The fall of Bo Mya’s old headquarters, Manerplaw, to the DKBA and Tatmadaw (Burmese armed forces) in January 1995 signalled the beginning of the end of the old warlord’s control. In 2000, he was demoted to KNU vice-chairman. Today, as his health declines, Bo Mya is largely sidelined from the leadership.

However, for 40 years, Bo Mya was one of the most significant figures in Burma’s ethnic politics. From its formation in 1976, he dominated the National Democratic Front, an insurgent alliance that pioneered the struggle for a federal union. Then, following the 1988 pro-democracy uprising and 1990 election, Bo Mya and other veteran insurgents allied their struggle for ethnic self-determination with a new generation of urban-based democracy activists who fled to the border areas. In contrast, many of his former National Democratic Front allies made ceasefires with the regime.

As the Karen revolution approaches its 60th anniversary in 2009, voices in the nationalist community have questioned whether the Karen political movement should continue to follow the agenda of pro-democracy groups in exile. In part as a result of such frustrations, a number of attempts have been made to broker a ceasefire between the KNU and the regime.
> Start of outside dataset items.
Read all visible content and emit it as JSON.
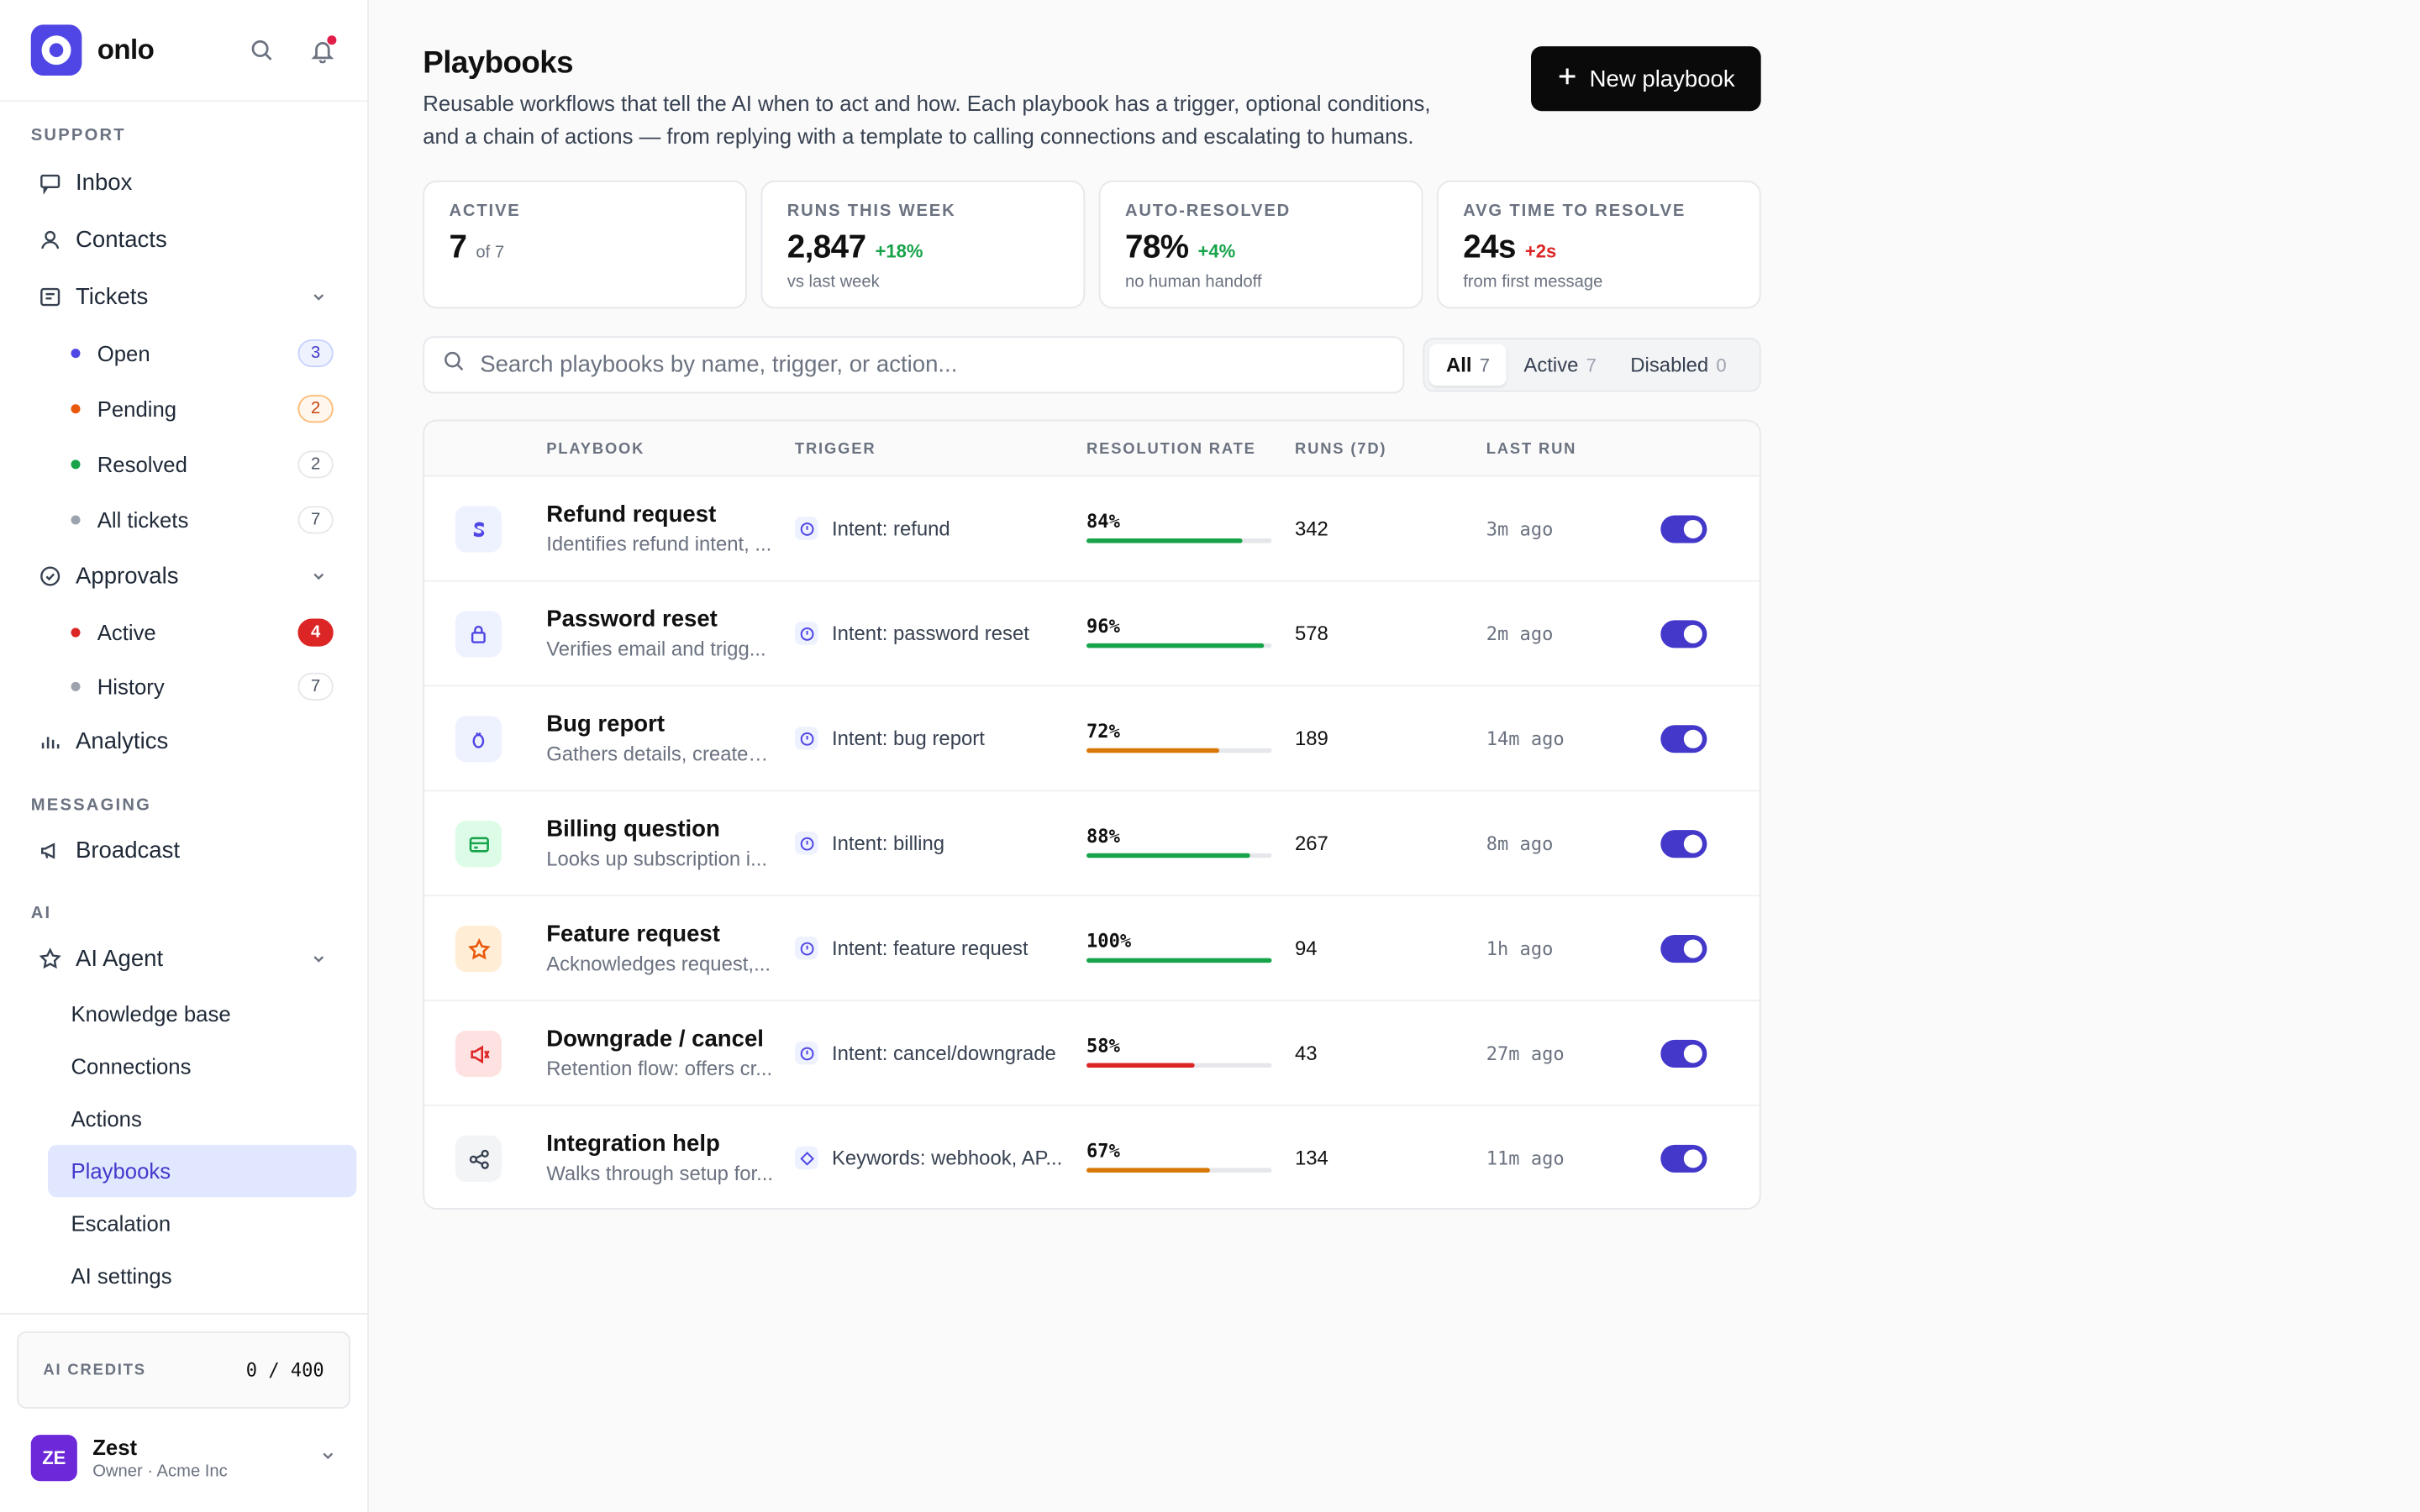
{
  "brand": {
    "name": "onlo"
  },
  "sidebar": {
    "support_label": "SUPPORT",
    "inbox": "Inbox",
    "contacts": "Contacts",
    "tickets": "Tickets",
    "ticket_items": [
      {
        "label": "Open",
        "count": "3",
        "color": "#4f46e5"
      },
      {
        "label": "Pending",
        "count": "2",
        "color": "#ea580c"
      },
      {
        "label": "Resolved",
        "count": "2",
        "color": "#16a34a"
      },
      {
        "label": "All tickets",
        "count": "7",
        "color": "#9ca3af"
      }
    ],
    "approvals": "Approvals",
    "approval_items": [
      {
        "label": "Active",
        "count": "4",
        "color": "#dc2626"
      },
      {
        "label": "History",
        "count": "7",
        "color": "#9ca3af"
      }
    ],
    "analytics": "Analytics",
    "messaging_label": "MESSAGING",
    "broadcast": "Broadcast",
    "ai_label": "AI",
    "ai_agent": "AI Agent",
    "ai_items": [
      "Knowledge base",
      "Connections",
      "Actions",
      "Playbooks",
      "Escalation",
      "AI settings"
    ],
    "active_item": "Playbooks",
    "credits_label": "AI CREDITS",
    "credits_value": "0 / 400",
    "user_initials": "ZE",
    "user_name": "Zest",
    "user_role": "Owner · Acme Inc"
  },
  "header": {
    "title": "Playbooks",
    "description": "Reusable workflows that tell the AI when to act and how. Each playbook has a trigger, optional conditions, and a chain of actions — from replying with a template to calling connections and escalating to humans.",
    "new_button": "New playbook"
  },
  "stats": [
    {
      "label": "ACTIVE",
      "value": "7",
      "delta": "of 7",
      "delta_type": "muted",
      "sub": ""
    },
    {
      "label": "RUNS THIS WEEK",
      "value": "2,847",
      "delta": "+18%",
      "delta_type": "pos",
      "sub": "vs last week"
    },
    {
      "label": "AUTO-RESOLVED",
      "value": "78%",
      "delta": "+4%",
      "delta_type": "pos",
      "sub": "no human handoff"
    },
    {
      "label": "AVG TIME TO RESOLVE",
      "value": "24s",
      "delta": "+2s",
      "delta_type": "neg",
      "sub": "from first message"
    }
  ],
  "search": {
    "placeholder": "Search playbooks by name, trigger, or action..."
  },
  "filters": [
    {
      "label": "All",
      "count": "7"
    },
    {
      "label": "Active",
      "count": "7"
    },
    {
      "label": "Disabled",
      "count": "0"
    }
  ],
  "table": {
    "headers": {
      "playbook": "PLAYBOOK",
      "trigger": "TRIGGER",
      "rate": "RESOLUTION RATE",
      "runs": "RUNS (7D)",
      "last": "LAST RUN"
    },
    "rows": [
      {
        "icon": "stripe-icon",
        "icon_bg": "#eef2ff",
        "icon_color": "#4f46e5",
        "name": "Refund request",
        "desc": "Identifies refund intent, ...",
        "trigger_icon": "intent-icon",
        "trigger": "Intent: refund",
        "rate": "84%",
        "rate_pct": 84,
        "rate_color": "#16a34a",
        "runs": "342",
        "last": "3m ago",
        "enabled": true
      },
      {
        "icon": "lock-icon",
        "icon_bg": "#eef2ff",
        "icon_color": "#4f46e5",
        "name": "Password reset",
        "desc": "Verifies email and trigg...",
        "trigger_icon": "intent-icon",
        "trigger": "Intent: password reset",
        "rate": "96%",
        "rate_pct": 96,
        "rate_color": "#16a34a",
        "runs": "578",
        "last": "2m ago",
        "enabled": true
      },
      {
        "icon": "bug-icon",
        "icon_bg": "#eef2ff",
        "icon_color": "#4f46e5",
        "name": "Bug report",
        "desc": "Gathers details, creates...",
        "trigger_icon": "intent-icon",
        "trigger": "Intent: bug report",
        "rate": "72%",
        "rate_pct": 72,
        "rate_color": "#d97706",
        "runs": "189",
        "last": "14m ago",
        "enabled": true
      },
      {
        "icon": "card-icon",
        "icon_bg": "#dcfce7",
        "icon_color": "#16a34a",
        "name": "Billing question",
        "desc": "Looks up subscription i...",
        "trigger_icon": "intent-icon",
        "trigger": "Intent: billing",
        "rate": "88%",
        "rate_pct": 88,
        "rate_color": "#16a34a",
        "runs": "267",
        "last": "8m ago",
        "enabled": true
      },
      {
        "icon": "star-icon",
        "icon_bg": "#ffedd5",
        "icon_color": "#ea580c",
        "name": "Feature request",
        "desc": "Acknowledges request,...",
        "trigger_icon": "intent-icon",
        "trigger": "Intent: feature request",
        "rate": "100%",
        "rate_pct": 100,
        "rate_color": "#16a34a",
        "runs": "94",
        "last": "1h ago",
        "enabled": true
      },
      {
        "icon": "megaphone-off-icon",
        "icon_bg": "#fee2e2",
        "icon_color": "#dc2626",
        "name": "Downgrade / cancel",
        "desc": "Retention flow: offers cr...",
        "trigger_icon": "intent-icon",
        "trigger": "Intent: cancel/downgrade",
        "rate": "58%",
        "rate_pct": 58,
        "rate_color": "#dc2626",
        "runs": "43",
        "last": "27m ago",
        "enabled": true
      },
      {
        "icon": "share-icon",
        "icon_bg": "#f3f4f6",
        "icon_color": "#374151",
        "name": "Integration help",
        "desc": "Walks through setup for...",
        "trigger_icon": "keyword-icon",
        "trigger": "Keywords: webhook, AP...",
        "rate": "67%",
        "rate_pct": 67,
        "rate_color": "#d97706",
        "runs": "134",
        "last": "11m ago",
        "enabled": true
      }
    ]
  }
}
These include Bo Mya’s last gambit—the December 2003 “Gentleman’s Agreement” with deposed Prime Minister Gen Khin Nyunt. Three years later, a greatly weakened KNU seems poised to resume talks with the government.

For half a century, Bo Mya championed the Karen cause, winning admiration for his courage and simplicity (great Karen virtues), but also criticism for his uncompromising and often brutal rule. Without the unifying force of his personality, the KNU is in danger of losing its way and becoming marginalized within the diverse Karen community.

Ashley South is a writer and consultant who specializes in political and ethnic issues


Jackie Pollock

Empowering opinions

By Mary O’Kane

Jackie Pollock has been living and working for women’s and migrants’ rights in Southeast Asia for 20 years. For half of that time, her energies have been largely channeled through the MAP (Migrant Assistance Program) Foundation, which she established with other Chiang Mai-based activists.

Jackie will not feel comfortable about being singled out for her commitment to justice and the rights of migrant workers from Burma. Her way is to empower and promote the opinions and skills of each person with whom she works. She remains accountable to the communities with which she works and whose voices she carries to international and global forums. This is a reason for her effectiveness and it generates profound respect from those around her.

She possesses unusual sensitivity to nuanced changes in the social and political environment and a strong ethical belief that people facing problems must play central roles in designing appropriate policy responses. It is for this reason she has chosen to work with local NGOs.

Mary O’Kane is a researcher on Burma issues

Bo Kyi and Tate Naing

Voices for the silenced

By Donna Guest

Bo Kyi and Tate Naing founded the Assistance Association for Political Prisoners (Burma) after serving several years in prison in Burma and later fleeing to Thailand.